- When
- Sat., May 25, 2024, 2–5 p.m.
- Where
- Art Theater
- Tickets
-
$10 ($8 for students and Carnegie Museums of Pittsburgh Members)
$64 Season Pass ($48 for students and Carnegie Museums of Pittsburgh Members)
Register 🎟
This program features three short films, the premiere of a new video artwork, and a feature-length film that all expand viewers’ understandings of what the tropics are. Dessane Lopez Cassell, New York-based editor, writer, and curator, will introduce the films.
- Tropical Fruit in European Still Lifes*†
(Astria Suparak, 2024, 7.5 min.) - Tropical Cats‡
(Astria Suparak, 2024, 7 min.) - Tropicollage
(Astria Suparak, 2021, 2 min.) - Vers les colonies (Towards the Colonies)
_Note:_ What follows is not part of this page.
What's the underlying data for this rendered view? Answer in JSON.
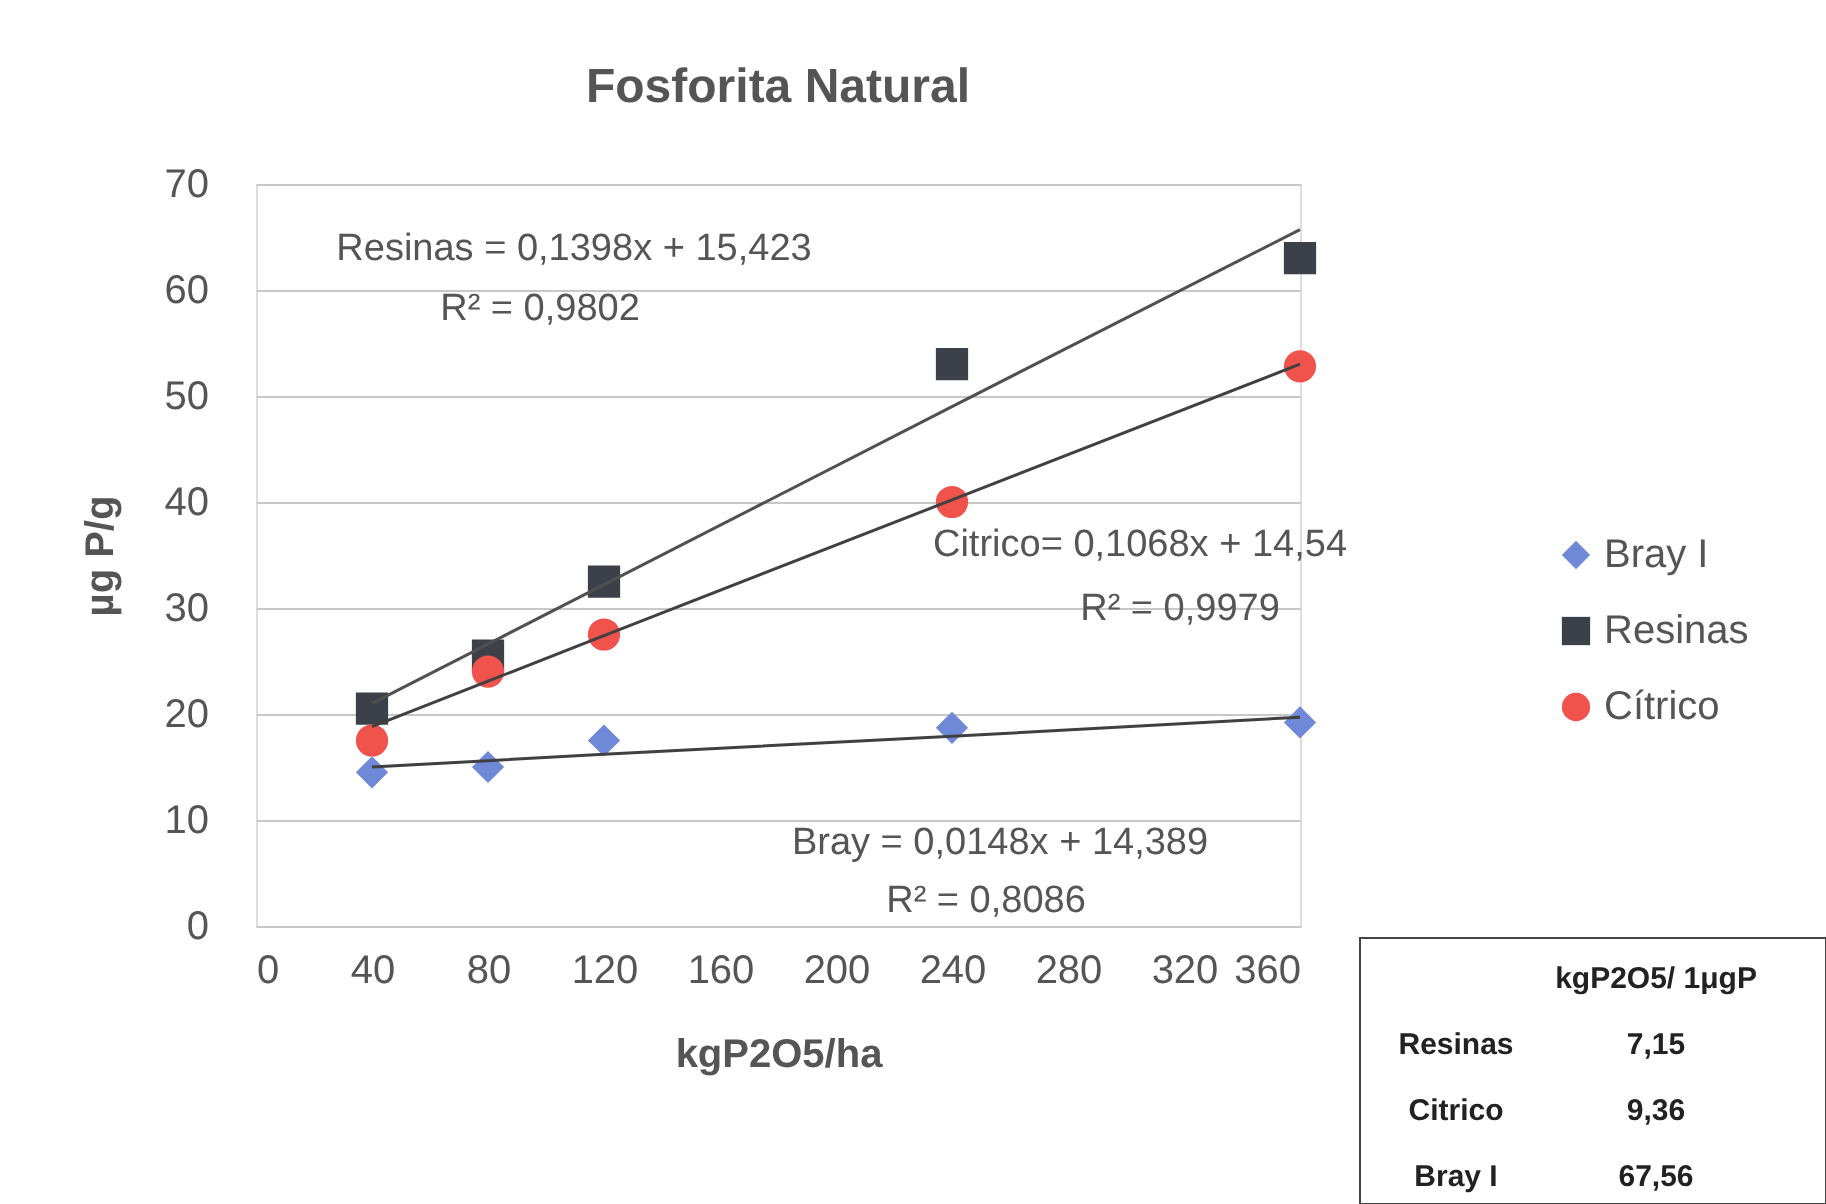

(Miryam Charles, 2016, 5 min.) - Cane Fire
(Anthony Banua-Simon, 2020, 90 min.)
Run time: One hour and 44 min.
* Looped in the Art Theater prior to screening
† Contains works from Carnegie Museum of Art’s collection
‡ Premiere of a new artwork
Notes from guest film programmer, Astria Suparak
The tropics exist as a dreamy respite from “real” life…for some people. White-made media reinforces a racialized, exotic vacation trope, training their cameras on and constructing sets with gangly palm trees, pristine beaches, glistening oceans, and deferential Pacific Islander, Asian, Caribbean, and/or Indigenous people. That is the cherry-picked, colonialist view of tropical lands. Wish you weren’t here.